BBPA chief executive Emma McClarkin said: “Millions of people have been cheering on our amazing Lionesses throughout this tournament at their local pub, enjoying the unrivalled pub atmosphere and communal celebrations.
“Now, as England enter their first World Cup Final since 1966, we need the Government to step in and allow the necessary regulatory easement to allow pubs to serve the public from 10am on final day, so fan and communities can come together and cheer the Lionesses to victory at the best place to watch live sport, the pub. Where there’s a will, there has to be a way.”
Other notable voices to join the campaign include Admiral Taverns CEO Chris Jowsey said: “We urge the Prime Minister to allow pubs to open at 10am on Sunday to support our Lionesses and bring communities together to cheer on the team.”
Inspiring to watch
Jowsey continued: “It has been inspiring to watch not only their outstanding achievements on the pitch but the way it has brought the nation together off the pitch. A huge good luck for Sunday.”
Clive Chesser, Punch Pubs & Co chief executive, added: “The entire nation will be rooting for the Lionesses on Sunday and what better way to celebrate this momentous occasion than by watching the game with family and friends of all ages at your local.
“It is sure to be a time for community and celebration, and the great British pub is always right at the heart of both.”
All-Party Parliamentary Beer Group chair Alun Cairns MP said: “Early opening and serving would be a fitting tribute to the Lionesses and a welcome boost to the industry.
“I have raised the issue with the Home Secretary directly who is looking in to see what is possible. We need to do all we can to support the team while, at the same time, backing our great British pubs.”
Fuller’s chief executive Simon Emeny commended the progress the Lionesses had made in the tournament and said: “There will be no better place to experience such a historic event than by coming together with your friends and neighbours in the pub.
“I know those Fuller’s pubs showing the matches will be going all out to make it the best place in the northern hemisphere to see the game – and with a great range of breakfasts and brunches on offer, it’s the perfect start to a Sunday.
“I think the Lionesses are well placed to finally bring it home after all these years. It’s going to be great and, as you can see from our pubs’ social media posts, our teams are as pumped and ready as the England squad.”
Too late for a TEN
Many pubs are restricted to only open at midday on Sundays and, legally, without using Governmental powers, it will be unlikely such sites could do anything to change their opening times to screen the match.
Licensing solicitor Poppleston Allen gave The Morning Advertiser some advice for pubs.
Poppleston Allen senior associate Andy Grimsey said: “Some pubs will already have permission to sell alcohol in the morning but many will not, and in those cases it is far too late to issue a temporary event notice (TEN) or to vary the premises licence.

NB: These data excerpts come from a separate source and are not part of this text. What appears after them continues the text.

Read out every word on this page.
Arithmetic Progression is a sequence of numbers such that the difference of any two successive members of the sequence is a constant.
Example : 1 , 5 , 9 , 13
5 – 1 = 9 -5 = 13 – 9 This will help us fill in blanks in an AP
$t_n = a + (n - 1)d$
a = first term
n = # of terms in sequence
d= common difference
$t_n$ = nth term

“Some pubs have non-standard hours that might apply for major sporting events, but the only conceivable way to allow all pubs to sell alcohol outside their normal hours would be an urgent ‘Licensing Hours Order,’ which the Secretary of State can issue on occasions of exceptional significance (like the Queen’s Birthday, Royal Wedding etc).
“This is one of those moments, but whether the minister has time will depend upon political will and the dexterity of parliamentary draftsmen.”
Grimsey added if a premises does not have permission to sell alcohol early in the morning, they are still permitted to open their doors to customers to serve breakfast and coffee as long as no licensable activities are taking place.
He concluded: “Once the sale of alcohol starting time is reached, the premises will then be permitted to sell alcohol to customers and, hopefully, celebrate with a World Cup-winning glass of bubbly.”